Lloyd Evans talks to the Donmar’s artistic director Michael Grandage about his Wyndham’s venture
Is he exercised by the debate about the West End’s subjugation to the all-powerful musical? ‘It’s cyclical,’ he shrugs. ‘Every year, in the third week of June usually, a journalist rings up and says he’s doing an article on the death of the West End. I can set my watch by it. And every autumn on 1 October a different journalist rings up and says he’s doing an article on the renaissance of the West End.’
At the Donmar, Grandage has specialised in rediscovering neglected works. His 2003 revival of Caligula, a play written by Albert Camus in his early twenties, attracted high praise, and this year he won plaudits for a scintillating production of The Chalk Garden, a forgotten gem by Enid Bagnold. Is he hoping to repeat this feat with Ivanov and promote it into the standard Chekhov repertoire? ‘Yeah,’ he grins enthusiastically. ‘That’d be nice, wouldn’t it? Everyone’s got to re-evaluate Ivanov.’

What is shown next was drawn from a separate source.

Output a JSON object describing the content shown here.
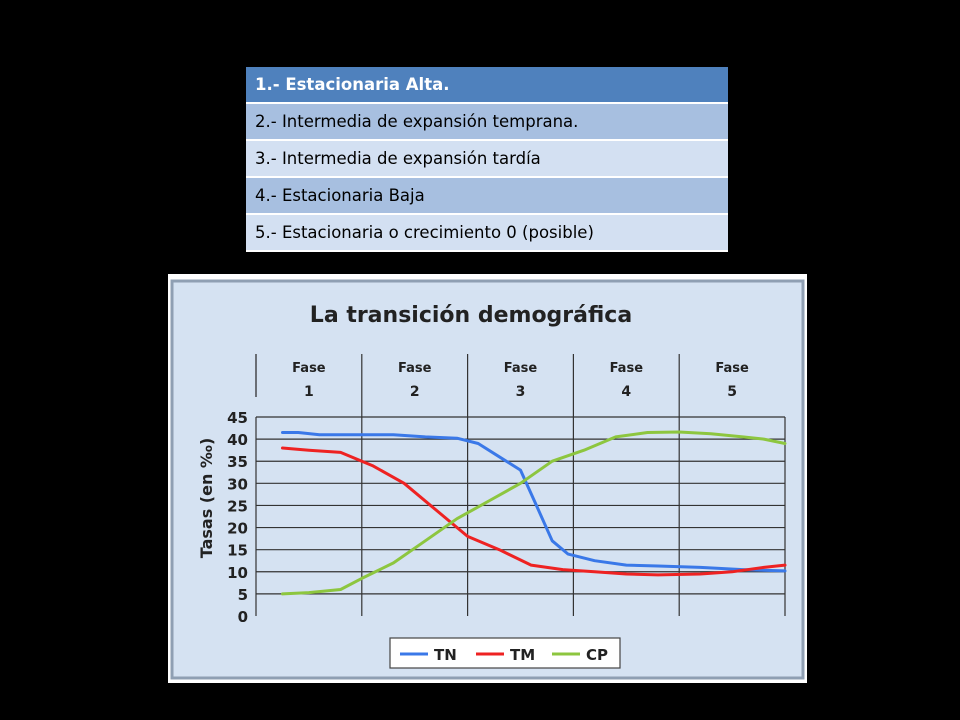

As a director he still has the zeal of a novice, perhaps because he came to it relatively late at the age of 33, having spent 12 years as an actor. ‘I was quite an interfering actor. I had a view on everything — on lights, on sound, on everybody else’s performance. Somebody advised me to put my money where my mouth is and, when I had a go at it, it was so invigorating I never wanted to act again.’ His productions are noted for their clarity, high production values and their refusal to flirt with experimentalism. Is that deliberate? ‘I guess I’m haunted by the days when I was an actor and I would turn up on the first day of rehearsal, in good faith, to be shown a model that I knew would screw us for the rest of the run. Someone had come up with “an idea” that was going to be no help at all except to a conception in the director and the designer’s head. We were left as the victims, us actors. And when you’ve got a story as extraordinary as, say, Othello, you need a bed in act five, but outside that you just need the actors and a space. It’s about the story-telling. That’s what excites me most.’
His production of Othello last year, featuring Ewan McGregor as Iago, proved so popular that tickets were rumoured to be changing hands for £2,000 on the black market. When I mention this his face flashes with amused indignation. ‘That’s one of the reasons the Wyndham’s is happening. People got angry, rightly, because they couldn’t see it. Now we’re bringing prices so low that it’s not going to be touted. Why get a ticket from a tout when the box office will sell you one for a tenner?’ And were the £2,000 rumours true? ‘Course not!’ he laughs. ‘It was all a great big story.’